İkinci 3000 yılda dünyayı Hora Dağı’nın üzerine yerleştirir. Bu dağ aynı zamanda evreni ayakta tutan kazıktır. Bu dağa yakın bir yerde hayat ağacını yaratır. Bu ağaç dallarıyla göğü ayakta tutar. Ahura Mazda, “Gayomert” adıyla insanı yaratır. Bu yaratılan varlık eril- dişil özelliklerin bir arada olduğu iki başlı, dört ayaklı prototip insandır ve henüz canlı değildir. Bu dönemde ateşi ve bir ilahi düzeni yaratır. Bu ilahi düzenin adı Arta’dır. Arta, yol anlamına gelir. Bu yaratılan düzen, her şeyin bir nizam içinde hareket ettiğini ve birbirine bağlı olduğunu, evrendeki düzenin insanın içindeki iz düşümünü anlatır. Bu yaratım süreci 3000 yıl sürer. Bu dönemde hareket ve netleşme yoktur ama fiziksel alem vardır. Angra Manyu bu alemde yaratıklara bir saldırı düzenler ve kazanır. Ahura Mazda kendini korumak için üçüncü dönemi yaratır.

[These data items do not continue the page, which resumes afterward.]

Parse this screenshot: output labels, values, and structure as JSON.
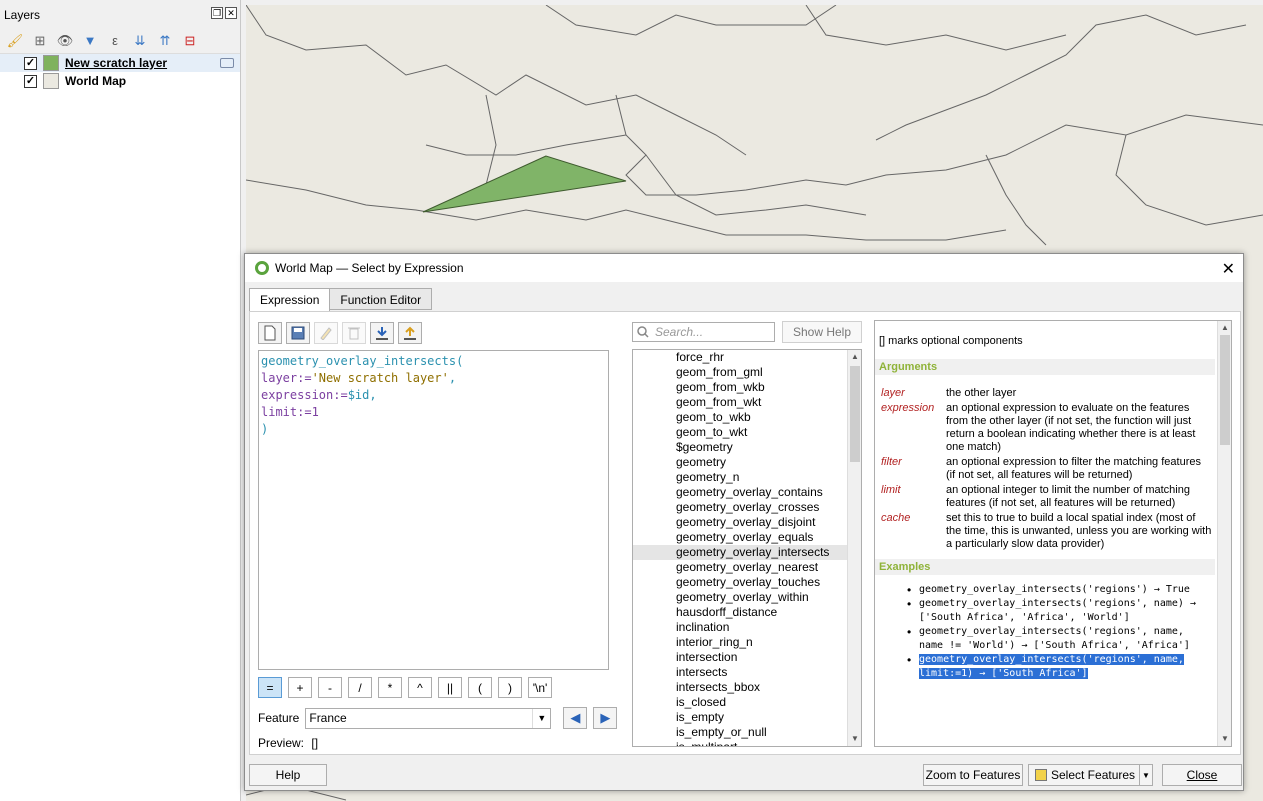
{
  "layers_panel": {
    "title": "Layers",
    "layers": [
      {
        "name": "New scratch layer",
        "checked": "✓",
        "swatch_color": "#7fb25e"
      },
      {
        "name": "World Map",
        "checked": "✓",
        "swatch_color": "#ebe9e1"
      }
    ]
  },
  "map": {
    "background": "#ebe9e1",
    "triangle_color": "#80b468"
  },
  "dialog": {
    "title": "World Map — Select by Expression",
    "tabs": [
      "Expression",
      "Function Editor"
    ],
    "expression_lines": {
      "l1": "geometry_overlay_intersects(",
      "l2_param": " layer:=",
      "l2_str": "'New scratch layer'",
      "l2_end": ",",
      "l3_param": " expression:=",
      "l3_var": "$id",
      "l3_end": ",",
      "l4_param": " limit:=",
      "l4_num": "1",
      "l5": ")"
    },
    "operators": [
      "=",
      "+",
      "-",
      "/",
      "*",
      "^",
      "||",
      "(",
      ")",
      "'\\n'"
    ],
    "feature_label": "Feature",
    "feature_value": "France",
    "preview_label": "Preview:",
    "preview_value": "[]",
    "search_placeholder": "Search...",
    "show_help": "Show Help",
    "functions": [
      "force_rhr",
      "geom_from_gml",
      "geom_from_wkb",
      "geom_from_wkt",
      "geom_to_wkb",
      "geom_to_wkt",
      "$geometry",
      "geometry",
      "geometry_n",
      "geometry_overlay_contains",
      "geometry_overlay_crosses",
      "geometry_overlay_disjoint",
      "geometry_overlay_equals",
      "geometry_overlay_intersects",
      "geometry_overlay_nearest",
      "geometry_overlay_touches",
      "geometry_overlay_within",
      "hausdorff_distance",
      "inclination",
      "interior_ring_n",
      "intersection",
      "intersects",
      "intersects_bbox",
      "is_closed",
      "is_empty",
      "is_empty_or_null",
      "is_multipart"
    ],
    "selected_function": "geometry_overlay_intersects",
    "help": {
      "note": "[] marks optional components",
      "arguments_title": "Arguments",
      "arguments": [
        {
          "name": "layer",
          "desc": "the other layer"
        },
        {
          "name": "expression",
          "desc": "an optional expression to evaluate on the features from the other layer (if not set, the function will just return a boolean indicating whether there is at least one match)"
        },
        {
          "name": "filter",
          "desc": "an optional expression to filter the matching features (if not set, all features will be returned)"
        },
        {
          "name": "limit",
          "desc": "an optional integer to limit the number of matching features (if not set, all features will be returned)"
        },
        {
          "name": "cache",
          "desc": "set this to true to build a local spatial index (most of the time, this is unwanted, unless you are working with a particularly slow data provider)"
        }
      ],
      "examples_title": "Examples",
      "examples": [
        "geometry_overlay_intersects('regions') → True",
        "geometry_overlay_intersects('regions', name) → ['South Africa', 'Africa', 'World']",
        "geometry_overlay_intersects('regions', name, name != 'World') → ['South Africa', 'Africa']",
        "geometry_overlay_intersects('regions', name, limit:=1) → ['South Africa']"
      ]
    },
    "buttons": {
      "help": "Help",
      "zoom": "Zoom to Features",
      "select": "Select Features",
      "close": "Close"
    }
  }
}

Üçüncü dönemde Ahura Mazda hareketi ve zamanı, Ay, yıldız ve Güneş’i yaratır. Gün ve gece oluşur. Bu süreç Gayomart’ı ikiye böler. Gayomart’ın menisi- tohumları toprağa düşer ve ilk insanlar Havva ile Âdem ortaya çıkar. Bu dönemde her iki tanrı arasında beraberlik sağlanmıştır.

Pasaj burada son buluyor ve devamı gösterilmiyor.